[from Manx Soc vol 16]


Political argument founded on the arms of the Island
The Three Legs of Man.

During the latter part of the last century the affairs of the Isle of Man occupied a considerable share of the attention of the British Parliament. John, fourth Duke of Atholl, conceived that the Act of Parliament (of 1765), by which the Sovereignty of the Island had been transferred to the crown, had deprived him of certain rights which he, as lord of the manor, ought to possess. He thereupon sought to obtain by imperial legislation, not only a recognition of those rights, but also an acknowledgment of other and extensive powers, which he argued he was entitled to. He also sought to overthrow, or at all events to curtail the powers of the House of Keys, between which body and himself a serious misunderstanding had arisen.

The Keys, as the representatives of the Manx people, viewed the proceedings of the Duke with alarm and jealousy, as being calculated to endanger and infringe upon the rights and liberties of the people,. and to place in the hands of his Grace a most oppressive. and unconstitutional power, and they accordingly offered the most determined opposition to the measures adopted by the Duke in England.

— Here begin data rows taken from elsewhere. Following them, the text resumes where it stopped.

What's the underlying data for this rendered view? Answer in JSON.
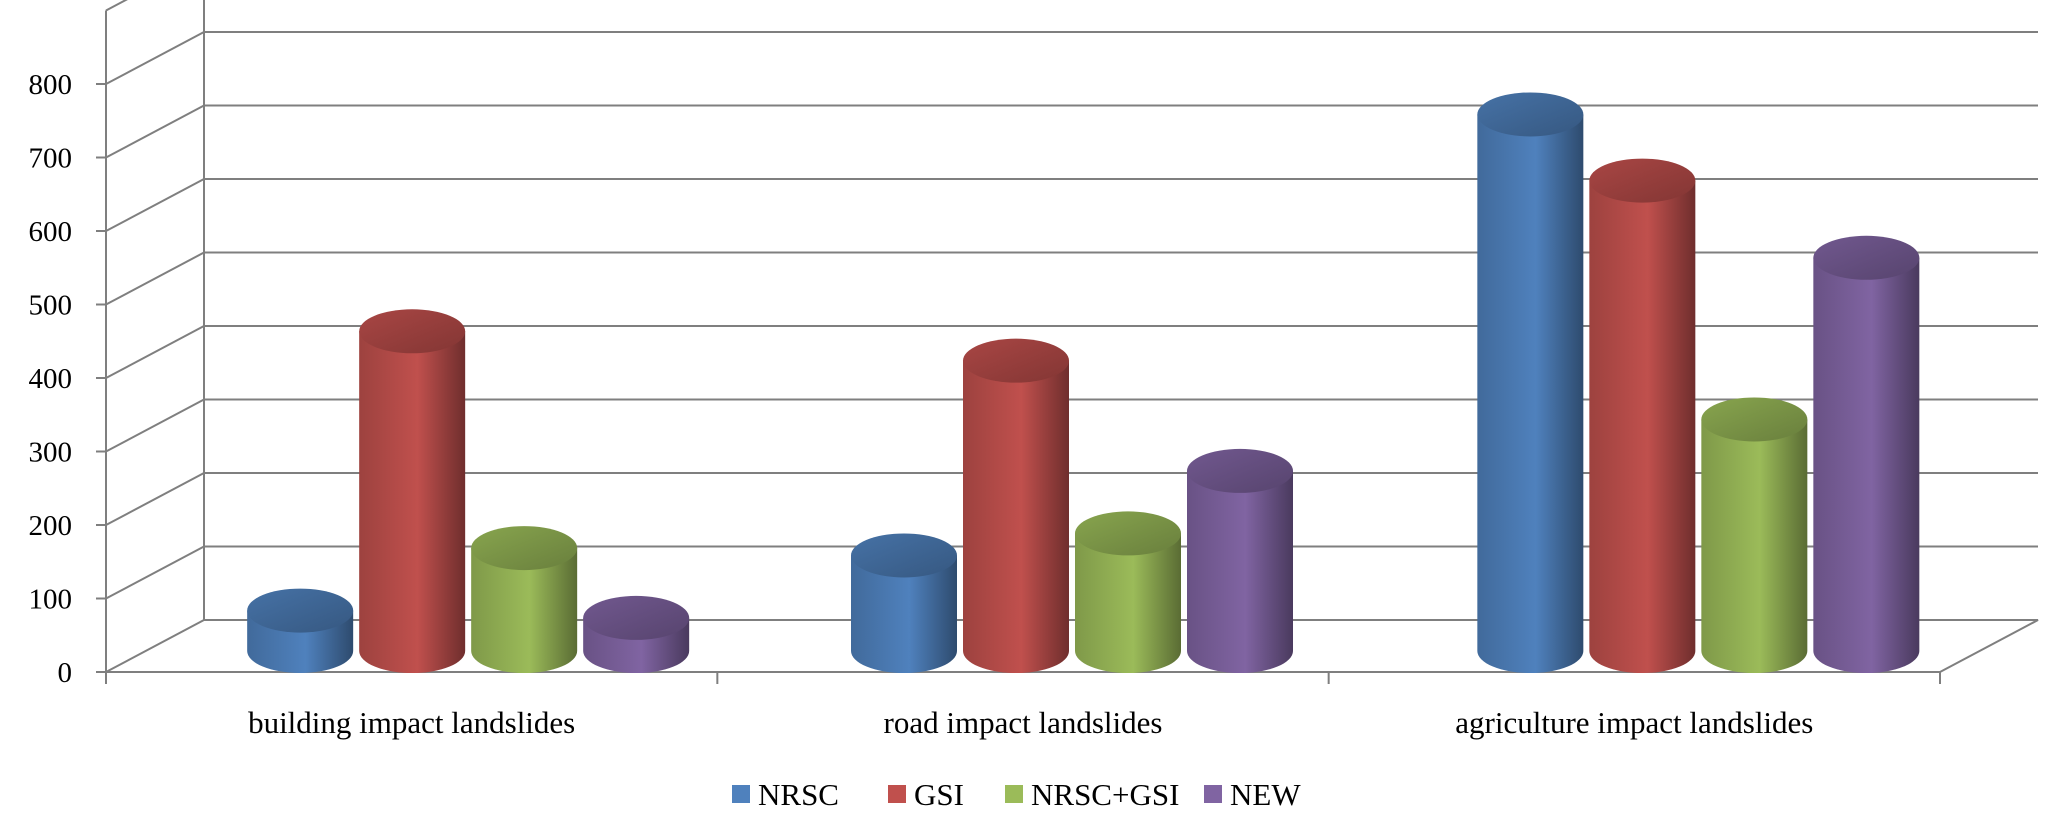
{
  "chart_data": {
    "type": "bar",
    "style": "3d-cylinder",
    "categories": [
      "building impact landslides",
      "road impact landslides",
      "agriculture impact landslides"
    ],
    "series": [
      {
        "name": "NRSC",
        "color": "#4f81bd",
        "values": [
          55,
          130,
          730
        ]
      },
      {
        "name": "GSI",
        "color": "#c0504d",
        "values": [
          435,
          395,
          640
        ]
      },
      {
        "name": "NRSC+GSI",
        "color": "#9bbb59",
        "values": [
          140,
          160,
          315
        ]
      },
      {
        "name": "NEW",
        "color": "#8064a2",
        "values": [
          45,
          245,
          535
        ]
      }
    ],
    "y_ticks": [
      "0",
      "100",
      "200",
      "300",
      "400",
      "500",
      "600",
      "700",
      "800"
    ],
    "ylim": [
      0,
      900
    ],
    "grid": true,
    "legend_position": "bottom-center"
  }
}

It would, however, be out of place here, to refer in detail to the political. battle that was fought between the Duke and the Keys, and to the various exciting incidents connected with the struggle. Suffice it to say, that, amongst other steps taken by the Keys, they petitioned His Majesty George III., setting forth at length the danger to which the Island would be subjected if the claims of the Duke would be recognised, and praying that the ancient and established constitution of the Island should be preserved.

This petition contained the following curious and pointed argument, founded upon the arms of the Island, the harmonious blending of the Three Legs of Man. It is taken from the original draft, which having no date, I am unable to give it here, but it would be between 1781 (when the Duke first applied to the British Parliament) and 1791, when the Royal Commissioners were appointed.-

" All the lights and property in the Isle of Man belong to the Crown, the People, and the Lord of the manor.

" As such, the Crown cannot get more than it has, unless they come from the people or the lord, or from both.

". The People cannot increase theirs, without getting from the king or the lord, or from both.

Nor can the Lord acquire an addition of property or rights here, unless they are derived from the king or the people, or from both.

"Therefore, whether it be the king, the people, or the lord, that bring in a bill on the point of their insular rights, the other two opposite bodies should immediately strenuously defend.

"Their three rights are united like the centre of the Three Legs of Mann; an extension of any one of the three legs injures the length of the other two, and destroys the good appearance of the whole."